Musically, the complex, darker “If It Isn’t Love” is a great encapsulation of the shift that the advent of New Jack Swing brought on, but the video is an uninteresting dance-studio setpiece that seems, if not more dated than the earlier videos, then at least far more ripe for satire, from its slow-motion cutaways to its Flashdance-esque sprays of sweat. By the time we hit “Can You Stand the Rain”, made after Bobby Brown had left the group and been replaced by Johnny Gill, the smell of nadir is in the air—and I’m not talking Ralph. The track is bland, the video is a directionless (and seemingly directorless) mishmash of grim tableaux, and, though many would differ, Gill’s more traditional deep-soul purr is no replacement for Brown’s gale-force emoting.
Though its message of romantic uplift is insipid, “I’m Still in Love with You” (from 1996’s Home Again) does bring New Edition into the modern era in other respects—the track itself is only slightly more Luther Vandross than R. Kelly, and the video is a simply pimptastic spread of Venetian villas, suits white as snow, grand pianos, yacht parties, and (gasp!) nipples barely concealed by sheer dresses. It’s notable that, despite Brown’s return to the group for this “reunion” track, it’s still Tresvant who’s the lead, and his confident charisma is palpable. That he doesn’t still have a career is stark testimony to the fickleness of pop audiences. Sadly, we don’t get any further insight into the members of the band than what we can read into the videos—this disc includes no behind-the-scenes footage, no mini-documentaries, nothing but the five videos, but at its under-$10 price point it’s still a must for fans.

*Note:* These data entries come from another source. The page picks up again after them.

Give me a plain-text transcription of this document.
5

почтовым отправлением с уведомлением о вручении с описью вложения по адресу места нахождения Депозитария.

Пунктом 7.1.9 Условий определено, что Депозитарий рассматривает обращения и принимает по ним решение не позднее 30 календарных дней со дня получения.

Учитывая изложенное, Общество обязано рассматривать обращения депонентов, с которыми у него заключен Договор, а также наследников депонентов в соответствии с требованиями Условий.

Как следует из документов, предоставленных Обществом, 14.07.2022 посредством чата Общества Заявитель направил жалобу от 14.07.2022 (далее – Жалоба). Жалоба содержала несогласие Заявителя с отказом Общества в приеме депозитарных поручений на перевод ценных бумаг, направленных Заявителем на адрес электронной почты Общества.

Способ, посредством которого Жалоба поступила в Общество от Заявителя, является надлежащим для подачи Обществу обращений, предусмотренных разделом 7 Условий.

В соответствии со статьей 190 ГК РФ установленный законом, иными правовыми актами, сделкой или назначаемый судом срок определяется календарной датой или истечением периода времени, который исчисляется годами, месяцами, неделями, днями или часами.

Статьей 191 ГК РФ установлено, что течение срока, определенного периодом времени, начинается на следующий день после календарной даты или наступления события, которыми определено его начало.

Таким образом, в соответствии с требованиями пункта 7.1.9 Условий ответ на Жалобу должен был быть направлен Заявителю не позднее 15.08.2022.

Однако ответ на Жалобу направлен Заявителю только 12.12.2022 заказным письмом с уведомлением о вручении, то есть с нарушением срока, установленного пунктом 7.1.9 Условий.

I’ve got to admit that the greatest attraction this disc held for me was in the kitsch-cum-rap history of the group’s early Members Only days, with the later stuff representing a bit of an uneven transition to various solo careers. New Edition and the producers that surrounded them can be largely credited with hacking out the path from “ABC” to “Ignition”, but not all of the work they did along the way stands on its own feet in the end. Me, I’m about to go jam “My Prerogative” and dance around in my Underoos. Peace out.